El conocimiento en la esquina de tu barrio. El saber como derecho ciudadano. Los derechos de autor a disposición de la sociedad civil. De eso trata la iniciativa Banco Común de Conocimientos (BCC), ideada por el colectivo artístico Platoniq, pero que debe su base vital a la participación a una “mano invisible” que no privatiza, sino que permite el libre intercambio de saberes e ideas a toda la sociedad civil. Como Platoniq declara:
“BCC es un campo de acción colectiva basado en la transferencia de conocimientos y la educación mutua. Un laboratorio donde experimentar con nuevas formas de producción, aprendizaje y participación ciudadana. En este espacio creativo de acción social se generan políticas de aprovechamiento, revalorización y reciclaje de los recursos que cada individuo posee”.
¿Cómo se expresa el BCC en la realidad? Pues con la existencia de una demanda y de una oferta. Por ejemplo: ¿quieres saber cómo compartir una conexión inalámbrica de Internet entre tus amigos? Pues no pierdas tiempos llamando a tu proveedor. En el BCC puedes encontrar una oferta como la de guifi.net que te puede servir.

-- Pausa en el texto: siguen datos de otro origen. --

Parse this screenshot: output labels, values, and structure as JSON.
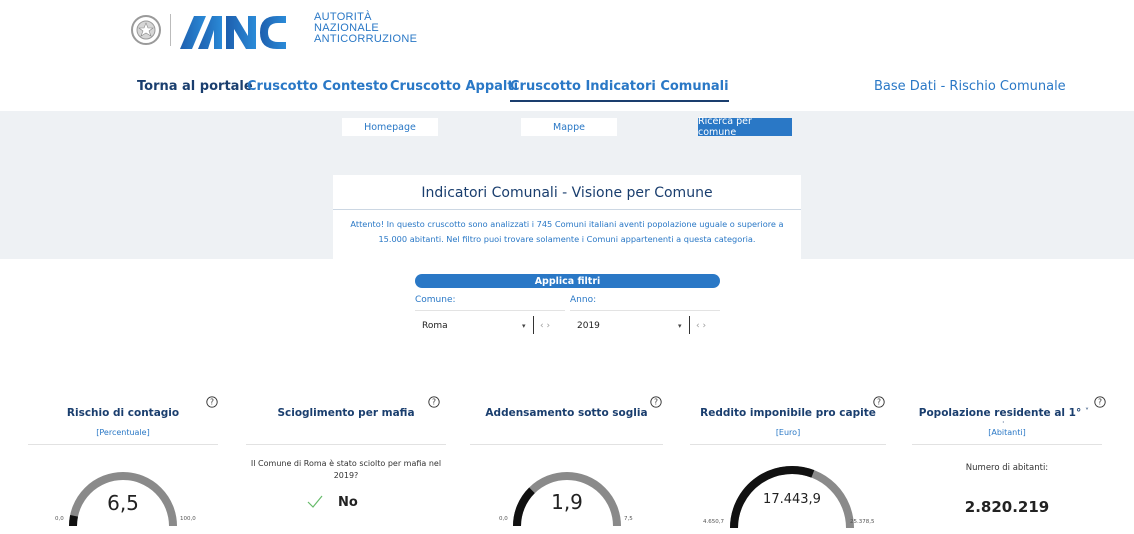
{
  "header": {
    "logo_text": [
      "AUTORITÀ",
      "NAZIONALE",
      "ANTICORRUZIONE"
    ],
    "emblem_icon": "italian-republic-emblem",
    "anac_logo": "ANAC"
  },
  "nav": {
    "items": [
      "Torna al portale",
      "Cruscotto Contesto",
      "Cruscotto Appalti",
      "Cruscotto Indicatori Comunali"
    ],
    "active": "Cruscotto Indicatori Comunali",
    "right": "Base Dati - Rischio Comunale"
  },
  "subnav": {
    "buttons": [
      "Homepage",
      "Mappe",
      "Ricerca per comune"
    ],
    "selected": "Ricerca per comune"
  },
  "intro": {
    "title": "Indicatori Comunali - Visione per Comune",
    "note_line1": "Attento! In questo cruscotto sono analizzati i 745 Comuni italiani aventi popolazione uguale o superiore a",
    "note_line2": "15.000 abitanti. Nel filtro puoi trovare solamente i Comuni appartenenti a questa categoria."
  },
  "filters": {
    "header": "Applica filtri",
    "comune_label": "Comune:",
    "comune_value": "Roma",
    "anno_label": "Anno:",
    "anno_value": "2019",
    "caret": "▾",
    "arrows": "‹ ›"
  },
  "kpis": {
    "contagio": {
      "title": "Rischio di contagio",
      "unit": "[Percentuale]",
      "value": "6,5",
      "min": "0,0",
      "max": "100,0",
      "fraction": 0.065
    },
    "mafia": {
      "title": "Scioglimento per mafia",
      "text": "Il Comune di Roma è stato sciolto per mafia nel 2019?",
      "answer": "No",
      "icon": "check-icon"
    },
    "addensamento": {
      "title": "Addensamento sotto soglia",
      "value": "1,9",
      "min": "0,0",
      "max": "7,5",
      "fraction": 0.253
    },
    "reddito": {
      "title": "Reddito imponibile pro capite",
      "unit": "[Euro]",
      "value": "17.443,9",
      "min": "4.650,7",
      "max": "25.378,5",
      "fraction": 0.617
    },
    "popolazione": {
      "title": "Popolazione residente al 1°",
      "unit": "[Abitanti]",
      "label": "Numero di abitanti:",
      "value": "2.820.219"
    }
  },
  "colors": {
    "primary": "#2a78c6",
    "navy": "#1a3e6e",
    "gauge_fill": "#111111",
    "gauge_track": "#8a8a8a",
    "check": "#66bb6a"
  }
}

Pero ¿cómo se coordina este funcionamiento? Pues a través de diversos laboratorios que se han organizado ya en tres ciudades, Cambridge, Lisboa y ahora último (3 al 4 de abril de 2008) en Barcelona. Para estos encuentros, Platoniq ofrece el espacio en la web del BCC para que las personas publiquen sus ofertas y demandas. Luego, esos intercambios se registran y publican en la web con licencias de copyleft para facilitar su difusión y dejarlos registrados para el acceso posterior de cualquier ciudadano del mundo. Se trata, finalmente, de no poner restricciones autorales que inhiban que este mercado se perpetúe en el tiempo.
Lo que parece aún más interesante de esta iniciativa, es la coordinación que se logra entre espacio ciudadano real y espacio ciudadano virtual. En definitiva, no se renuncia a la ciudad por la comodidad de una herramienta como Internet, sino que se propicia un espacio de encuentro -como un mercado real- donde los ciudadanos se ven las caras en un lugar público. En este sentido, el BCC reconoce que el conocimiento está en las relaciones entre personas y no en las instituciones como portadoras de contenidos: el acceso al conocimiento a la vuelta de la esquina.